In this article, I’ll discuss the problems solved by, and the design principles behind, my small open source project DynamicButtonStack.
Typically when a range of action buttons are presented to the user in an iOS app, the buttons are either stacked horizontally in a toolbar or vertically in a scrolling list.
The problem with toolbar-like layouts is there is limited space to grow. Bars are typically given a limited amount of height so that they don’t take too much space away from the main content area.
Icons on buttons help with fast recognition, but the meaning of icons can be unclear. On the other hand, button titles can clearly explain what the button does, but are harder to scan. Toolbar buttons usually have to pick between either an icon or a title because there is insufficient space for both.
When button titles are used, space can be limited with certain localisations, which can encourage the use of abbreviations or other terms that are shorter and not as clear. For example many words require more space in German compared to other languages.
Perhaps worst of all, in a toolbar there is no space to accommodate users who prefer larger text and icons. This was well put in this tweet from Marc Palmer:
There are a lot of people in the middle ground between VoiceOver users and default text size users who are IMO not well served by current UI design patterns where key UI elements don’t scale.
To address this to some extent, Apple created the Large Content Viewer. When the system text size is set to an accessibility size, an overlay showing a large icon and text label appears in the middle of the screen when the user holds down on a button. You can learn more about it in WWDC 2019 session 261: Large Content Viewer - Ensuring Readability for Everyone. However, as discussed in this session, making content readable to begin with is preferred over relying on the Large Content Viewer.
Showing buttons in a vertically scrolling list solves the space problem of toolbars. We can use contextual menus or
UITableView with self-sizing cells to get unlimited space. More content just means more scrolling. The downside is that showing a menu like this typically involves a screen transition. It is a much more heavyweight interaction compared to tapping an item in a toolbar.
In situation where a vertical stack of buttons can be shown inline with other content, it may take up more space than needed for a small number of actions.
Hybrids of horizontal and vertical stacks of buttons are showing up in Apple‘s apps. Maps uses one on the place details screen. It has three layout modes: fitting three, two and one button across the width respectively. This scales pretty well, although the ‘Add to…’ title is truncated in German at the largest text size.
The iOS 13 Mail app shows the first four buttons in its reply/actions sheet in either a two-by-two grid or a vertical stack.
I took a somewhat similar approach in my reading app. The app is designed to provide a stable and focused environment for reading. I did not want either an anchored toolbar on the reading screen, or to require the user to tap to show and hide bars. The reading screen is for reading. Buttons for taking actions on an article are only shown at the end of the article, in the content area.

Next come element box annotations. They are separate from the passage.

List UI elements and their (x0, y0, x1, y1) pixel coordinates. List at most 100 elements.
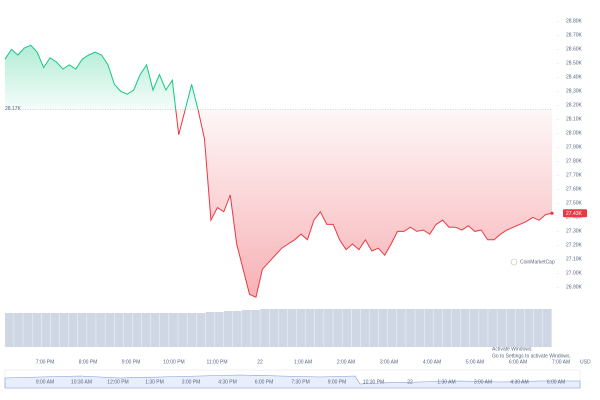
volume-bar (488, 309, 497, 347)
volume-bar (77, 313, 87, 347)
volume-bar (360, 309, 370, 347)
navigator-label: 6:00 PM (255, 379, 274, 385)
volume-bar (278, 309, 288, 347)
volume-bar (305, 309, 315, 347)
y-tick-label: 27.10K (566, 257, 583, 263)
y-tick-label: 27.60K (566, 187, 583, 193)
volume-bar (460, 309, 470, 347)
volume-bar (141, 313, 151, 347)
volume-bar (14, 313, 23, 347)
baseline-label: 28.17K (5, 106, 22, 112)
navigator-label: 3:00 PM (182, 379, 201, 385)
volume-bar (105, 313, 114, 347)
volume-bar (214, 312, 224, 347)
volume-bar (178, 313, 187, 347)
y-tick-label: 27.90K (566, 145, 583, 151)
volume-bar (542, 309, 552, 347)
volume-bar (260, 309, 269, 347)
volume-bar (242, 310, 251, 347)
y-tick-label: 27.40K (566, 215, 583, 221)
navigator-label: 7:30 PM (291, 379, 310, 385)
volume-bar (351, 309, 361, 347)
x-tick-label: 9:00 PM (122, 359, 141, 365)
volume-bar (232, 311, 242, 347)
volume-bar (442, 309, 452, 347)
volume-bar (397, 309, 406, 347)
volume-bar (342, 309, 352, 347)
volume-bar (169, 313, 178, 347)
volume-bar (433, 309, 443, 347)
x-tick-label: 7:00 AM (552, 359, 570, 365)
x-tick-label: 22 (257, 359, 263, 365)
y-tick-label: 27.50K (566, 201, 583, 207)
volume-bar (387, 309, 397, 347)
y-tick-label: 26.90K (566, 285, 583, 291)
navigator-label: 6:00 AM (547, 379, 565, 385)
os-notice-title: Activate Windows (492, 346, 532, 352)
navigator-label: 10:30 PM (363, 379, 384, 385)
navigator-label: 12:00 PM (107, 379, 128, 385)
last-price-box (563, 209, 587, 218)
volume-bar (287, 309, 297, 347)
volume-bar (187, 313, 197, 347)
navigator-label: 1:30 AM (437, 379, 455, 385)
y-tick-label: 28.00K (566, 131, 583, 137)
x-tick-label: 4:00 AM (423, 359, 441, 365)
navigator-label: 10:30 AM (71, 379, 92, 385)
volume-bar (497, 309, 507, 347)
volume-bar (50, 313, 60, 347)
y-tick-label: 27.00K (566, 271, 583, 277)
y-tick-label: 27.30K (566, 229, 583, 235)
volume-bar (506, 309, 516, 347)
volume-bar (324, 309, 333, 347)
x-tick-label: 6:00 AM (509, 359, 527, 365)
volume-bar (314, 309, 324, 347)
y-tick-label: 28.80K (566, 19, 583, 25)
volume-bar (479, 309, 488, 347)
y-tick-label: 28.50K (566, 61, 583, 67)
navigator-label: 22 (407, 379, 413, 385)
volume-bar (524, 309, 534, 347)
volume-bar (41, 313, 51, 347)
y-tick-label: 28.30K (566, 89, 583, 95)
volume-bar (150, 313, 160, 347)
volume-bar (59, 313, 69, 347)
volume-bar (223, 311, 233, 347)
x-tick-label: 1:00 AM (294, 359, 312, 365)
currency-label: USD (580, 359, 591, 365)
volume-bar (114, 313, 124, 347)
y-tick-label: 27.20K (566, 243, 583, 249)
volume-bar (378, 309, 388, 347)
volume-bar (333, 309, 342, 347)
volume-bar (406, 309, 415, 347)
navigator-area (4, 374, 581, 389)
volume-bar (415, 309, 424, 347)
y-tick-label: 27.70K (566, 173, 583, 179)
volume-bar (87, 313, 96, 347)
watermark: CoinMarketCap (520, 259, 555, 265)
navigator-label: 4:30 AM (510, 379, 528, 385)
volume-bar (296, 309, 306, 347)
y-tick-label: 28.40K (566, 75, 583, 81)
last-price-dot (550, 211, 554, 215)
navigator-label: 9:00 PM (328, 379, 347, 385)
y-tick-label: 28.20K (566, 103, 583, 109)
x-tick-label: 5:00 AM (466, 359, 484, 365)
y-tick-label: 28.10K (566, 117, 583, 123)
navigator (4, 369, 581, 389)
y-tick-label: 28.60K (566, 47, 583, 53)
os-notice-text: Go to Settings to activate Windows. (492, 353, 571, 359)
volume-bar (424, 309, 434, 347)
navigator-label: 4:30 PM (218, 379, 237, 385)
navigator-label: 9:00 AM (36, 379, 54, 385)
price-area (5, 45, 552, 298)
volume-bar (68, 313, 78, 347)
volume-bar (96, 313, 105, 347)
volume-bar (369, 309, 379, 347)
volume-bar (205, 312, 215, 347)
x-tick-label: 8:00 PM (79, 359, 98, 365)
price-line (4, 44, 553, 298)
watermark-logo (510, 258, 518, 266)
volume-bar (451, 309, 461, 347)
volume-bar (533, 309, 543, 347)
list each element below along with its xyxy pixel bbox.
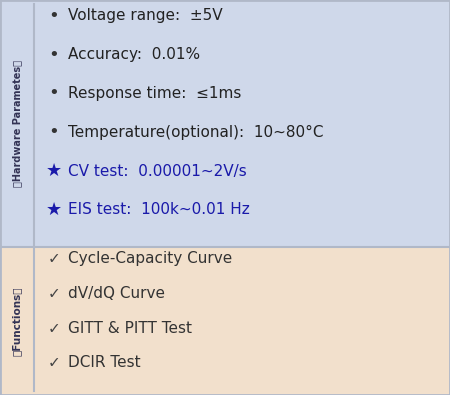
Text: ✓: ✓ [48, 286, 60, 301]
Text: ✓: ✓ [48, 356, 60, 371]
Text: ✓: ✓ [48, 251, 60, 266]
Text: ✓: ✓ [48, 321, 60, 336]
Text: GITT & PITT Test: GITT & PITT Test [68, 321, 192, 336]
Text: ★: ★ [46, 162, 62, 180]
Text: Cycle-Capacity Curve: Cycle-Capacity Curve [68, 251, 232, 266]
Text: DCIR Test: DCIR Test [68, 356, 140, 371]
Text: •: • [49, 85, 59, 102]
Text: •: • [49, 7, 59, 25]
Text: •: • [49, 45, 59, 64]
Text: CV test:  0.00001~2V/s: CV test: 0.00001~2V/s [68, 164, 246, 179]
Text: ★: ★ [46, 201, 62, 219]
Text: Response time:  ≤1ms: Response time: ≤1ms [68, 86, 241, 101]
Text: dV/dQ Curve: dV/dQ Curve [68, 286, 165, 301]
Text: 【Functions】: 【Functions】 [12, 286, 22, 356]
Text: 【Hardware Parametes】: 【Hardware Parametes】 [12, 60, 22, 187]
Bar [0, 0, 450, 247]
Bar [0, 247, 450, 395]
Text: Voltage range:  ±5V: Voltage range: ±5V [68, 8, 222, 23]
Text: •: • [49, 123, 59, 141]
Text: Temperature(optional):  10~80°C: Temperature(optional): 10~80°C [68, 125, 323, 140]
Text: Accuracy:  0.01%: Accuracy: 0.01% [68, 47, 200, 62]
Text: EIS test:  100k~0.01 Hz: EIS test: 100k~0.01 Hz [68, 202, 249, 217]
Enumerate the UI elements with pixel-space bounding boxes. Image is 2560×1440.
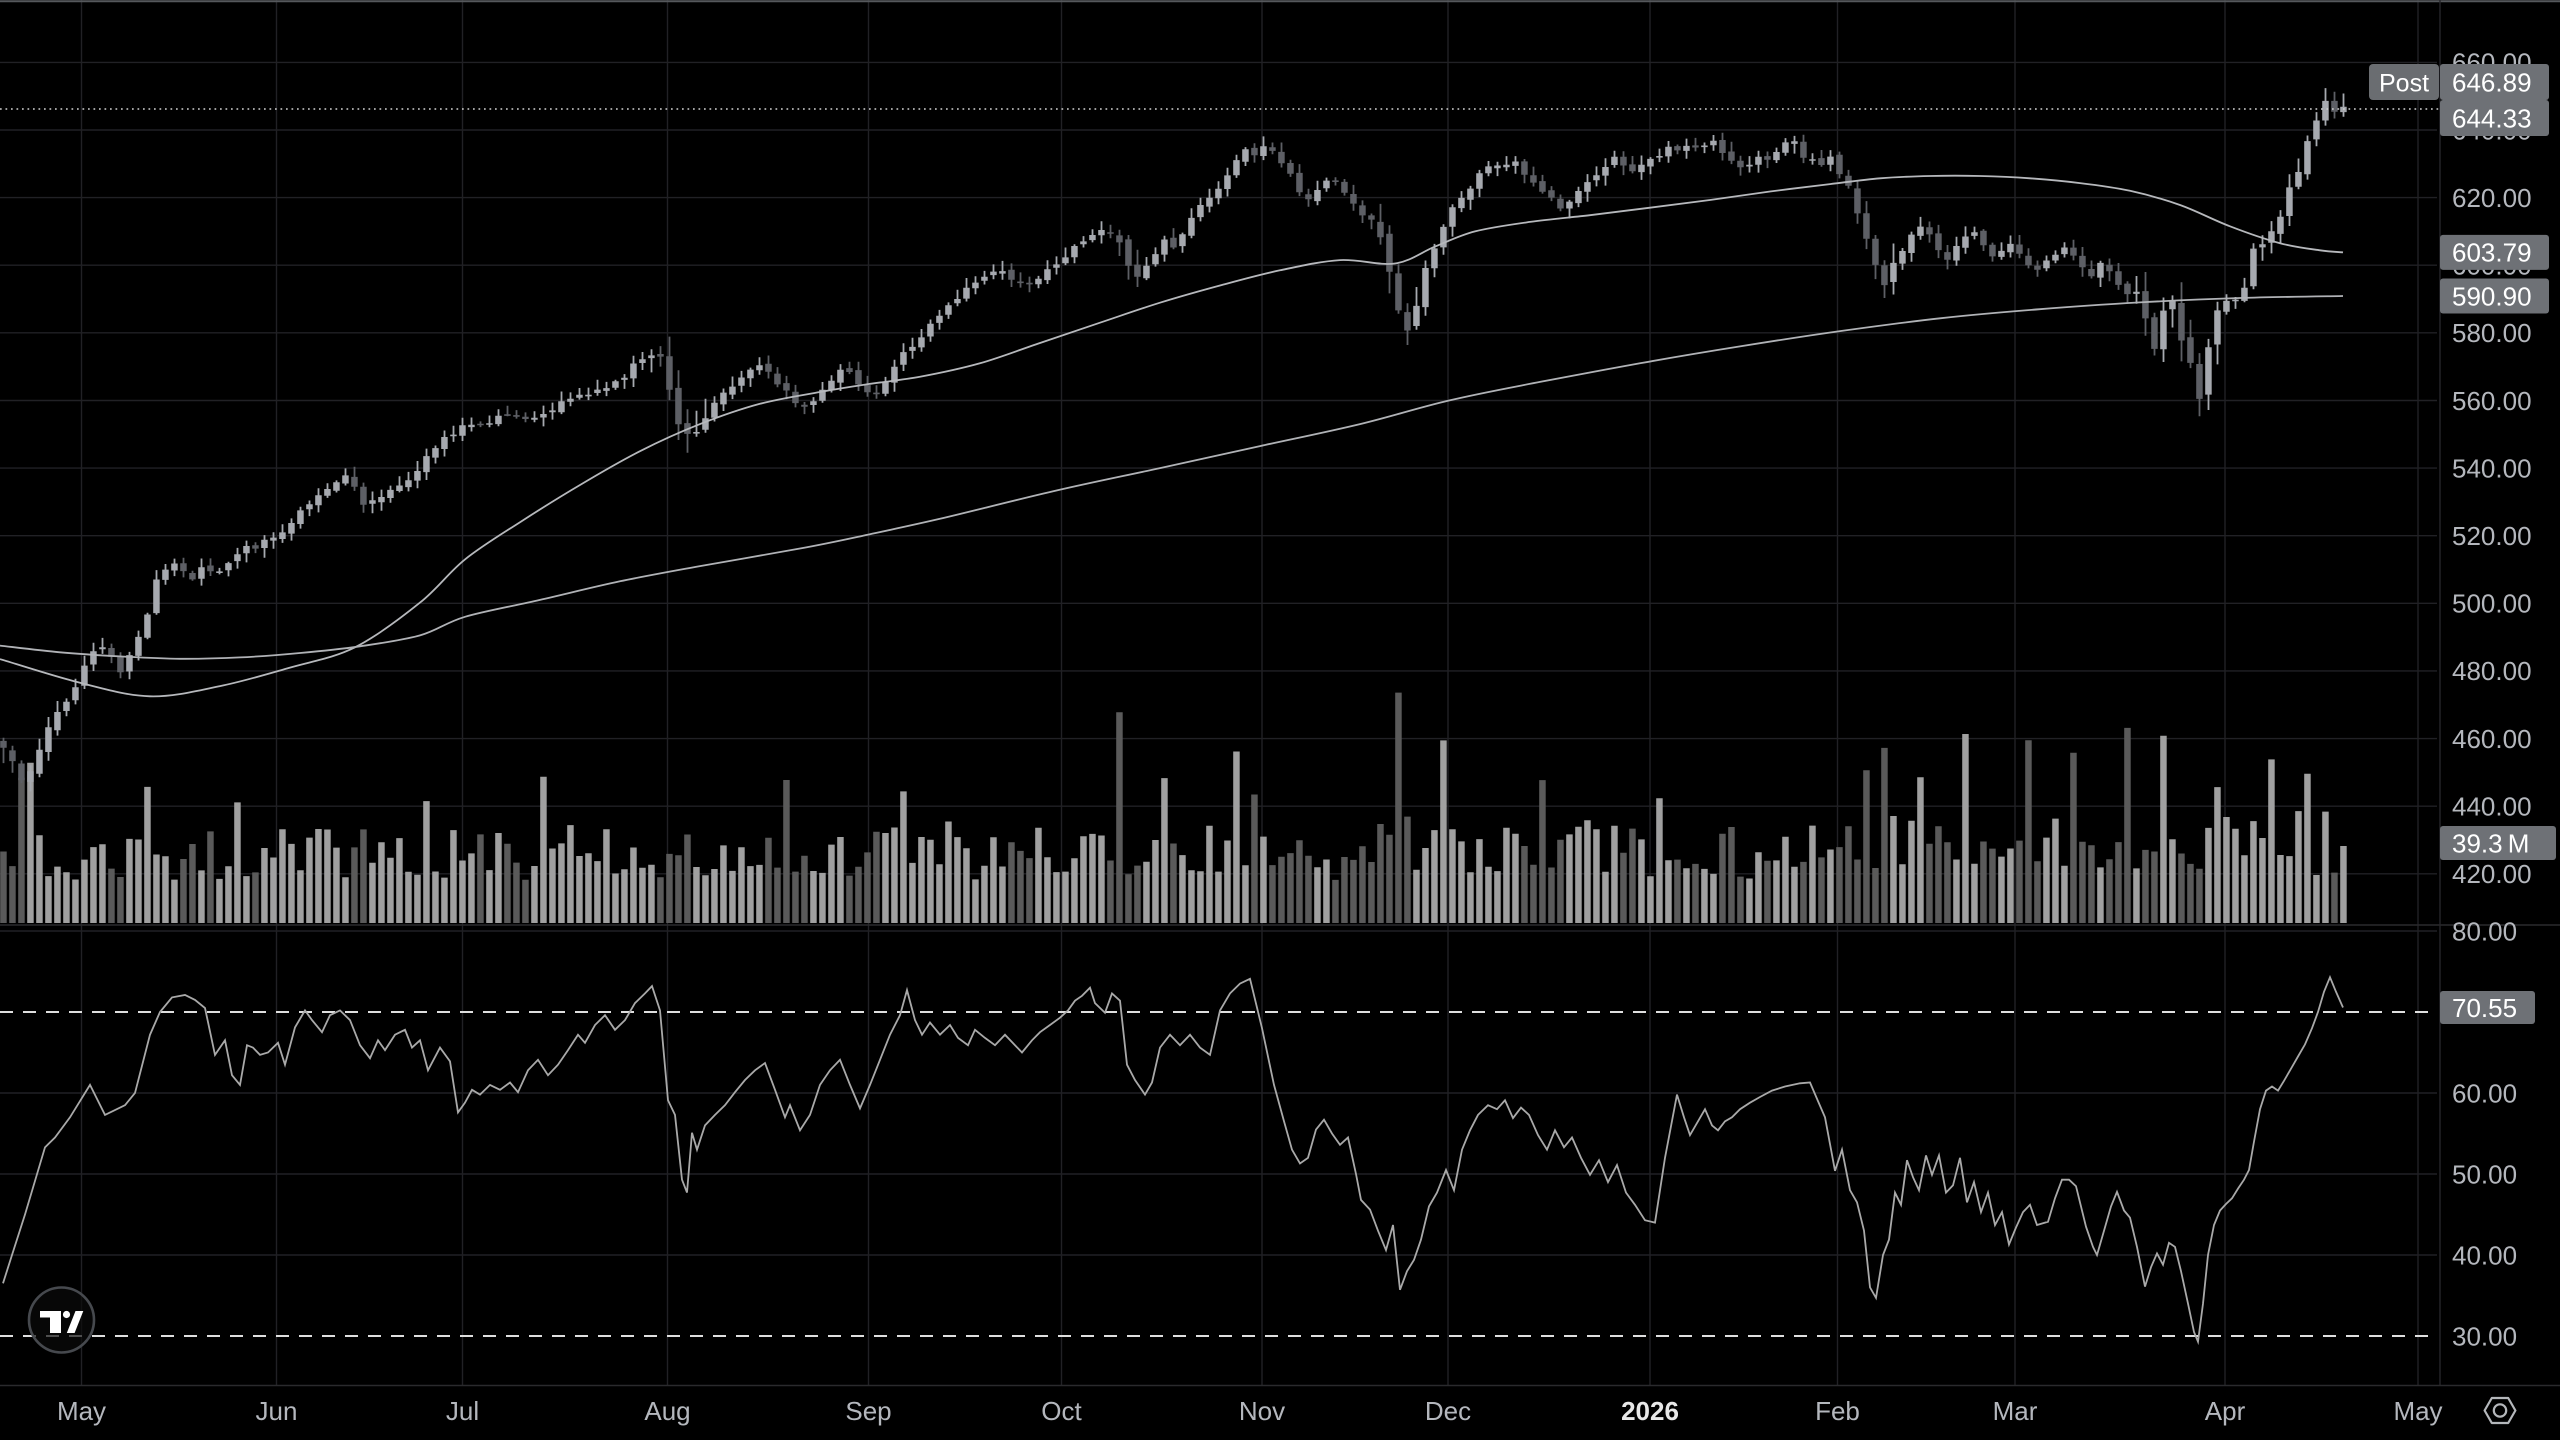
svg-text:644.33: 644.33 <box>2452 103 2532 133</box>
svg-text:40.00: 40.00 <box>2452 1240 2517 1270</box>
svg-text:520.00: 520.00 <box>2452 521 2532 551</box>
svg-text:Apr: Apr <box>2205 1396 2246 1426</box>
svg-text:Sep: Sep <box>845 1396 891 1426</box>
svg-text:May: May <box>57 1396 106 1426</box>
svg-text:39.3 M: 39.3 M <box>2452 828 2529 858</box>
svg-text:Post: Post <box>2379 70 2429 98</box>
svg-text:620.00: 620.00 <box>2452 183 2532 213</box>
svg-text:420.00: 420.00 <box>2452 859 2532 889</box>
svg-text:603.79: 603.79 <box>2452 238 2532 268</box>
svg-text:Jul: Jul <box>446 1396 479 1426</box>
svg-text:May: May <box>2393 1396 2442 1426</box>
svg-text:Mar: Mar <box>1993 1396 2038 1426</box>
svg-text:Jun: Jun <box>256 1396 298 1426</box>
svg-text:30.00: 30.00 <box>2452 1321 2517 1351</box>
svg-text:540.00: 540.00 <box>2452 453 2532 483</box>
svg-text:460.00: 460.00 <box>2452 724 2532 754</box>
svg-text:480.00: 480.00 <box>2452 656 2532 686</box>
svg-text:Aug: Aug <box>644 1396 690 1426</box>
svg-text:50.00: 50.00 <box>2452 1159 2517 1189</box>
svg-text:2026: 2026 <box>1621 1396 1679 1426</box>
svg-text:Feb: Feb <box>1815 1396 1860 1426</box>
svg-text:Dec: Dec <box>1425 1396 1471 1426</box>
svg-text:560.00: 560.00 <box>2452 386 2532 416</box>
svg-text:60.00: 60.00 <box>2452 1078 2517 1108</box>
svg-text:70.55: 70.55 <box>2452 993 2517 1023</box>
svg-text:646.89: 646.89 <box>2452 67 2532 97</box>
svg-text:580.00: 580.00 <box>2452 318 2532 348</box>
svg-text:Oct: Oct <box>1041 1396 1082 1426</box>
svg-text:590.90: 590.90 <box>2452 281 2532 311</box>
svg-text:Nov: Nov <box>1239 1396 1285 1426</box>
svg-text:440.00: 440.00 <box>2452 792 2532 822</box>
svg-text:80.00: 80.00 <box>2452 916 2517 946</box>
svg-text:500.00: 500.00 <box>2452 589 2532 619</box>
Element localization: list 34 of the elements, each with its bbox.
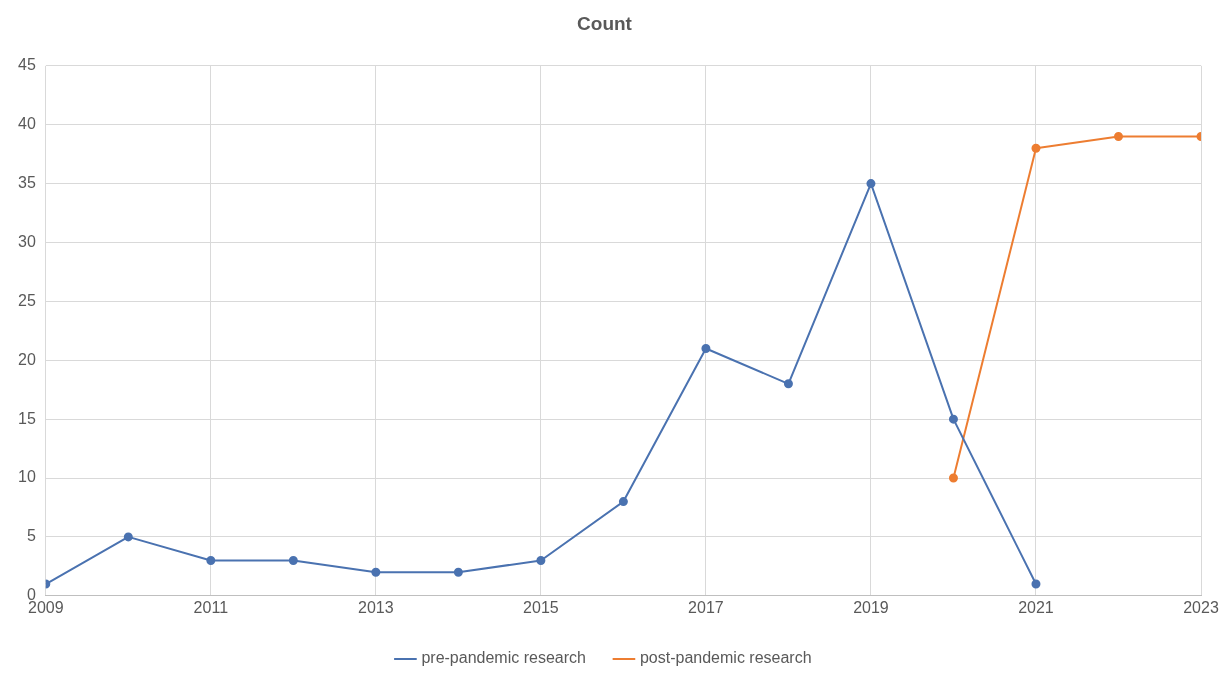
y-tick-label: 35 <box>18 173 36 191</box>
x-tick-label: 2021 <box>1018 598 1054 616</box>
point <box>866 179 876 189</box>
y-tick-label: 20 <box>18 350 36 368</box>
point <box>453 567 463 577</box>
x-tick-label: 2017 <box>688 598 724 616</box>
y-tick-label: 15 <box>18 409 36 427</box>
point <box>206 555 216 565</box>
point <box>123 532 133 542</box>
point <box>1031 143 1041 153</box>
legend-label: pre-pandemic research <box>421 649 586 667</box>
point <box>948 473 958 483</box>
y-tick-label: 30 <box>18 232 36 250</box>
x-tick-label: 2019 <box>853 598 889 616</box>
point <box>371 567 381 577</box>
x-tick-label: 2015 <box>523 598 559 616</box>
point <box>1113 131 1123 141</box>
y-tick-label: 25 <box>18 291 36 309</box>
point <box>948 414 958 424</box>
point <box>618 497 628 507</box>
y-tick-label: 10 <box>18 468 36 486</box>
point <box>783 379 793 389</box>
point <box>701 343 711 353</box>
x-tick-label: 2023 <box>1183 598 1219 616</box>
y-tick-label: 40 <box>18 115 36 133</box>
chart-title: Count <box>577 12 633 34</box>
legend-label: post-pandemic research <box>639 649 812 667</box>
point <box>1031 579 1041 589</box>
y-tick-label: 5 <box>26 527 36 545</box>
point <box>288 555 298 565</box>
x-tick-label: 2013 <box>358 598 394 616</box>
y-tick-label: 45 <box>18 56 36 74</box>
point <box>536 555 546 565</box>
x-tick-label: 2011 <box>193 598 229 616</box>
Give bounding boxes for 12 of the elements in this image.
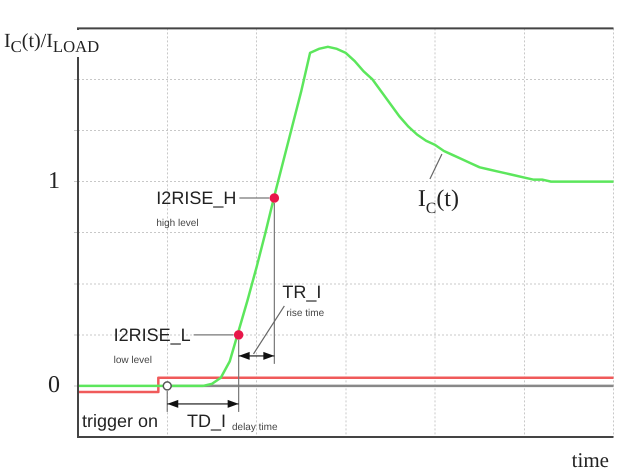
y-tick-label: 1	[48, 168, 60, 194]
x-axis-title: time	[572, 448, 609, 473]
annotation: I2RISE_L low level	[114, 324, 191, 366]
y-axis-title: I$_{C}$(t)/I$_{LOAD}$	[4, 30, 100, 57]
point	[162, 381, 172, 391]
point	[234, 330, 244, 340]
annotation: TD_I delay time	[186, 410, 278, 433]
point	[270, 193, 280, 203]
annotation: TR_I rise time	[282, 282, 325, 319]
annotation: I2RISE_H high level	[156, 188, 236, 229]
annotation: trigger on	[82, 410, 158, 431]
y-tick-label: 0	[48, 372, 60, 398]
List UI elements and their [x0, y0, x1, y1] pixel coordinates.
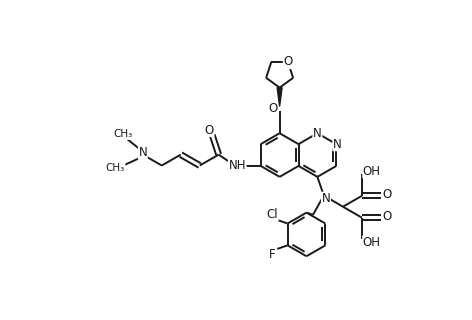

With DynamicButtonStack, I’ve extracted my implementation of hybrid button stacking from my app. Depending on the content to be displayed and the space available, the button stack dynamically switches its layout. This means it can be highly compact if possible, but it will take up as much space as needed to ensure usability.
DynamicButtonStack has four layout modes, from most vertically compact to least vertically compact:
You can add as many buttons as you like. As well as dealing with any text size, it’s ready for localisation, including handling right-to-left layouts:
Give the content as much space as it needs
DynamicButtonStack is intended to be used in a scrollable area, so conserving space is not a goal. The stack will calculate the smallest possible size for its buttons given that readability is not compromised.
Image and title
Since saving space is not a goal, all buttons include both an icon and a title to provide the best of both worlds with comprehension and fast recognition.
Don’t stretch the layout
When given more space than it requires, DynamicButtonStack will more comfortably fill the space by using a more expanded layout rather than stretching the most compact layout that fits.
All buttons are laid out the same way. If one button requires the image and title to be vertically stacked, then all buttons will be stacked that way.
Unlike Apple Maps, the buttons won’t use horizontal stacking with wrapping. Instead it will switch to vertical stacking.
The icons and titles are always aligned in a regular way that aids the eye in scanning. You can see this in the third layout mode, where the icons are all centred on a vertical line, and so are the leading edges of the titles. (The iOS contextual menus and share sheet ought to work like this too.)
Define layout, not appearance
DynamicButtonStack deals with layout, but is hands off about all other aspects of the button appearance. Apps using DynamicButtonStack can make the buttons in the stack look as they like. Flat, skeuomorphic, neumorphic — it’s up to you.